I had expected this camp to address injustice, economic hardship, and the growing despair among young people, and to seek solutions. Instead, it appears that positions, status, and political calculations have taken precedence over courage.
The real question is not who stood up, but why no genuine assessment has been made of twenty-four years in power. At a time when the country is burdened with such profound challenges, shouldn’t the party’s elder statesmen have been asking these questions?
I asked a friend, “What did you do?”
He replied, “I neither stood up nor applauded.”
It inevitably makes one wonder:
Is there also a list of those who chose not to applaud?
Time will tell.
Morality does not seek applause. A person is truly moral if they can listen to the voice of their conscience even when no one is watching. Those who build a system of obedience through fear are ultimately the ones who bear its burden. People who refuse to mortgage their minds and who preserve their conscience and compassion do not remain silent in the face of injustice.
As Egyptian novelist Naguib Mahfouz once wrote:
“Morality is how a person responds to the situations life places before them.”

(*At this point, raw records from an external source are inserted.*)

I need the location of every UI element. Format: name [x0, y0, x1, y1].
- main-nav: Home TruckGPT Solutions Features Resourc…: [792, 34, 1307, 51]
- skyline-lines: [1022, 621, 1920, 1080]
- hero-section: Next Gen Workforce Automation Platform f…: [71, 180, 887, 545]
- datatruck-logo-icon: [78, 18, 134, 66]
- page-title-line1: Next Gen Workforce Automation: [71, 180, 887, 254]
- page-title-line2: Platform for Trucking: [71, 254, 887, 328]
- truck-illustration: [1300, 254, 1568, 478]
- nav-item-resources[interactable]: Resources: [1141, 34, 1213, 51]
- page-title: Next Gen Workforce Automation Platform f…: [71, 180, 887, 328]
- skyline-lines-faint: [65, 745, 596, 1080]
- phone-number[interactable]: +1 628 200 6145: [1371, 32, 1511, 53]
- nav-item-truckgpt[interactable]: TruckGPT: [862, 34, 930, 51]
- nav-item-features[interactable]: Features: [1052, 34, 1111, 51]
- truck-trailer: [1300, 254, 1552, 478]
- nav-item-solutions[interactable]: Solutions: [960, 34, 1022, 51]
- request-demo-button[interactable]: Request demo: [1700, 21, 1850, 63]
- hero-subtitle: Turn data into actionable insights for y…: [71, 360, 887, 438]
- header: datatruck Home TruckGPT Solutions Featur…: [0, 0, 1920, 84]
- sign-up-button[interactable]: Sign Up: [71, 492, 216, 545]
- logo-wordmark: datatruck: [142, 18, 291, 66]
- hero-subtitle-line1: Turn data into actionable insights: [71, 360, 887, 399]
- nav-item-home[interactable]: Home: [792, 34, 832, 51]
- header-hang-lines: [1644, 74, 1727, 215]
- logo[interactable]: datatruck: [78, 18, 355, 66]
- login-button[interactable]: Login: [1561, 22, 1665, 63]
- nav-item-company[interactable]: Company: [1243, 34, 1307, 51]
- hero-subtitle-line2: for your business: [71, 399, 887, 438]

Truth can only be reached through a free mind—not by living according to someone else’s calculations.
If someone cannot see the networks of political interests, corrupt loyalties, and the destruction of meritocracy, they are either deceiving themselves or have surrendered their own will. Those who surrender their will value the approval of their masters more than the truth. Even when the oppressed speak the truth, power and personal interests matter more to them.
Today, politics is drifting away from being a space for dialogue and is increasingly becoming a mechanism for preserving the existing order. A system is being built in which power—not truth—determines outcomes, while fear, propaganda, legal pressure, and alliances of interest take center stage.
There was once a slogan that said, “Power for the people.” Today, however, the conversation has shifted to the price the people are made to pay in order to preserve political power.
Where every means is considered legitimate for the sake of the end, morality inevitably deteriorates. The resources of the state become instruments of political calculation. Ethical politics, however, is defined by remaining faithful to one’s principles while pursuing one’s goals. Instead, a new political culture has emerged in which hierarchical loyalty is rewarded above all else.
Strong individuals are being elevated instead of strong institutions. Those who know how to “get things done” are valued more than those who genuinely know their jobs. Some who once described themselves as victims have now become participants in a new system of domination, empowered by the very authority they once opposed.
How can those who refuse to believe what they plainly see claim to believe in truths they have never witnessed? It is a contradiction similar to that of someone who knows death is inevitable yet makes no preparation for it.
Fyodor Dostoevsky, in his novel The Double, masterfully portrays the hypocrisy of human nature.
From time to time, people sincerely ask me:
“Why did you support this political movement during its founding years?”
I respect that criticism. But I also believe this saying should never be forgotten:
“A person is not innocent of a sin they have never been tested by.”
The words of Ahmet Cevdet Pasha remain just as meaningful today:
“Without knowledge there can be no insight; without insight there can be no politics; and without politics there can be no true leadership.”